5. Make sure you have been offered a commission by procuring the buyer in the first place.
This normally happens through MLS, wherein the listing broker offers cooperation and compensation to any MLS Participant who is the procuring cause of the sale. If the property isn’t listed in your MLS, then you need to obtain permission from the listing broker to show it and to ascertain whether and how much you’ll be paid if you are the procuring cause. Do this before you show it!! Get it in writing.
6. Talk to your buyers
about how commissions are generally paid. If they know that you may not be paid a commission under certain circumstances, they may be more inclined to stick with you.
7. Understand that your agency relationship with a buyer (whether exclusive or not) does not affect procuring cause.
Procuring cause is “property specific”, not “agent-specific.” If you think that merely because you have an agency relationship with the buyer it guarantees that you will or should be paid the cooperating compensation from the listing broker, think again. Again, you must have taken the necessary steps to be identified as the broker who was responsible for the buyer buying that property without a break in the process.
8. Encourage your buyers to enter into an exclusive buyer broker employment agreement with you.
While this will not guarantee you to be identified as the procuring cause of a transaction, it may help your buyer to understand the benefits of working with just one agent and will give you an option to collect compensation from the buyer should you not be the procuring cause.
… with the other agents involved, your buyer, the seller, anyone who is involved in the transaction or potential transaction with regard to compensation. If you see there may be a potential problem or you have a “live” problem, get on the phone (usually to the listing agent or the other cooperating agent) and discuss the problem. Be prepared to share the commission if it appears it’s appropriate. Solve the problem before it becomes one.
The typical situation arises when you discover that “your” buyers have seen the property you are ready to write an offer on with another agent. You knew nothing about that showing and have followed all the “rules” about educating your buyers, etc., etc. But, your buyers go off and do something many buyers do – they don’t want to “bother” you and stop at an open house or a new home subdivision or call on a sign, JUST to see what they think of the property. They don’t think that will affect the relationship between you and them. The agent at the open house tells them all kinds of neat things about the house plus a couple of things no one else knew about. They are ready to buy and come to you to write the contract. This is the time for you to call the listing agent and say, “What can we do about this?” It won’t always prevent a future dispute, but it usually goes a long way to doing so.

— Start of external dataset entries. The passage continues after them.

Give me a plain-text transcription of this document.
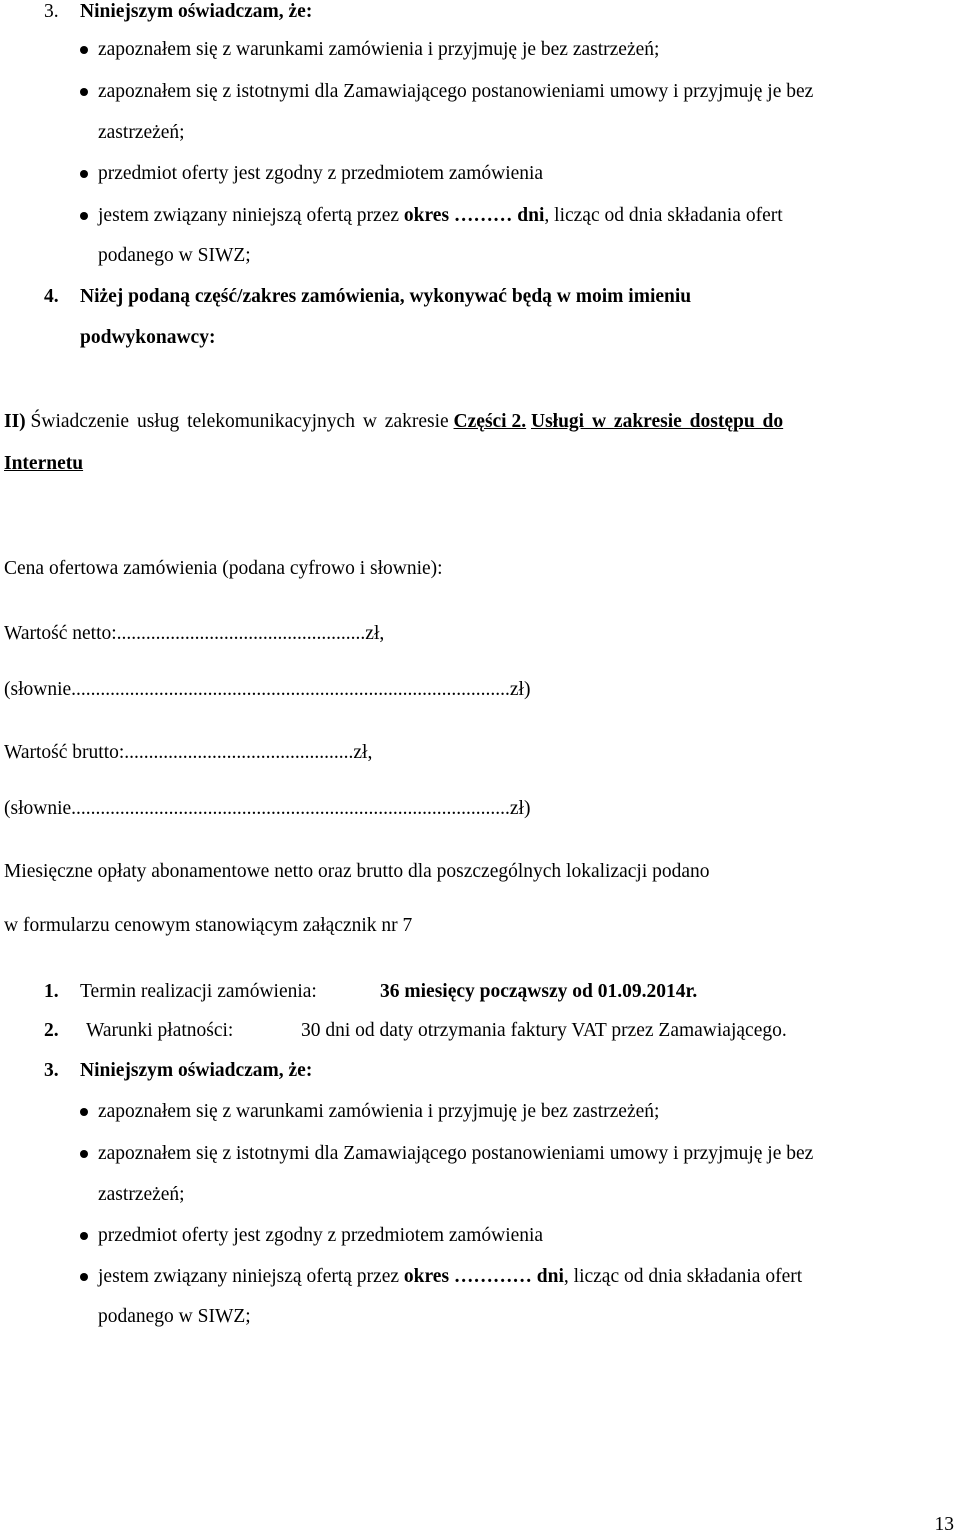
3. Niniejszym oświadczam, że:
zapoznałem się z warunkami zamówienia i przyjmuję je bez zastrzeżeń;
zapoznałem się z istotnymi dla Zamawiającego postanowieniami umowy i przyjmuję je bez
zastrzeżeń;
przedmiot oferty jest zgodny z przedmiotem zamówienia
jestem związany niniejszą ofertą przez okres ……… dni, licząc od dnia składania ofert
podanego w SIWZ;
4. Niżej podaną część/zakres zamówienia, wykonywać będą w moim imieniu
podwykonawcy:
II) Świadczenie usług telekomunikacyjnych w zakresie Części 2. Usługi w zakresie dostępu do
Internetu
Cena ofertowa zamówienia (podana cyfrowo i słownie):
Wartość netto:...................................................zł,
(słownie..........................................................................................zł)
Wartość brutto:...............................................zł,
(słownie..........................................................................................zł)
Miesięczne opłaty abonamentowe netto oraz brutto dla poszczególnych lokalizacji podano
w formularzu cenowym stanowiącym załącznik nr 7
1. Termin realizacji zamówienia:	36 miesięcy począwszy od 01.09.2014r.
2. Warunki płatności:	30 dni od daty otrzymania faktury VAT przez Zamawiającego.
3. Niniejszym oświadczam, że:
zapoznałem się z warunkami zamówienia i przyjmuję je bez zastrzeżeń;
zapoznałem się z istotnymi dla Zamawiającego postanowieniami umowy i przyjmuję je bez
zastrzeżeń;
przedmiot oferty jest zgodny z przedmiotem zamówienia
jestem związany niniejszą ofertą przez okres ………… dni, licząc od dnia składania ofert
podanego w SIWZ;
13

If all of the suggestions above have not been successful and you find yourself involved in a formal dispute, give mediation a try before you go to a formal hearing. Mediation is a win-win method of dispute resolution. You may not get everything you think you’re entitled to, but you may get more than you might receive through the hearing process. And, most importantly, you have resolved the dispute relatively amicably as opposed to the more adversarial arbitration option. You have a definite voice in a mediation resolution whereas in arbitration, you have none.
If the mediation results in a resolution, you will share the commission; if you lose in an arbitration hearing, you get nothing. And, if you don’t like how a mediation conference is progressing, you can stop and go on to arbitration. Mediation doesn’t result in a binding resolution unless EVERYONE agrees.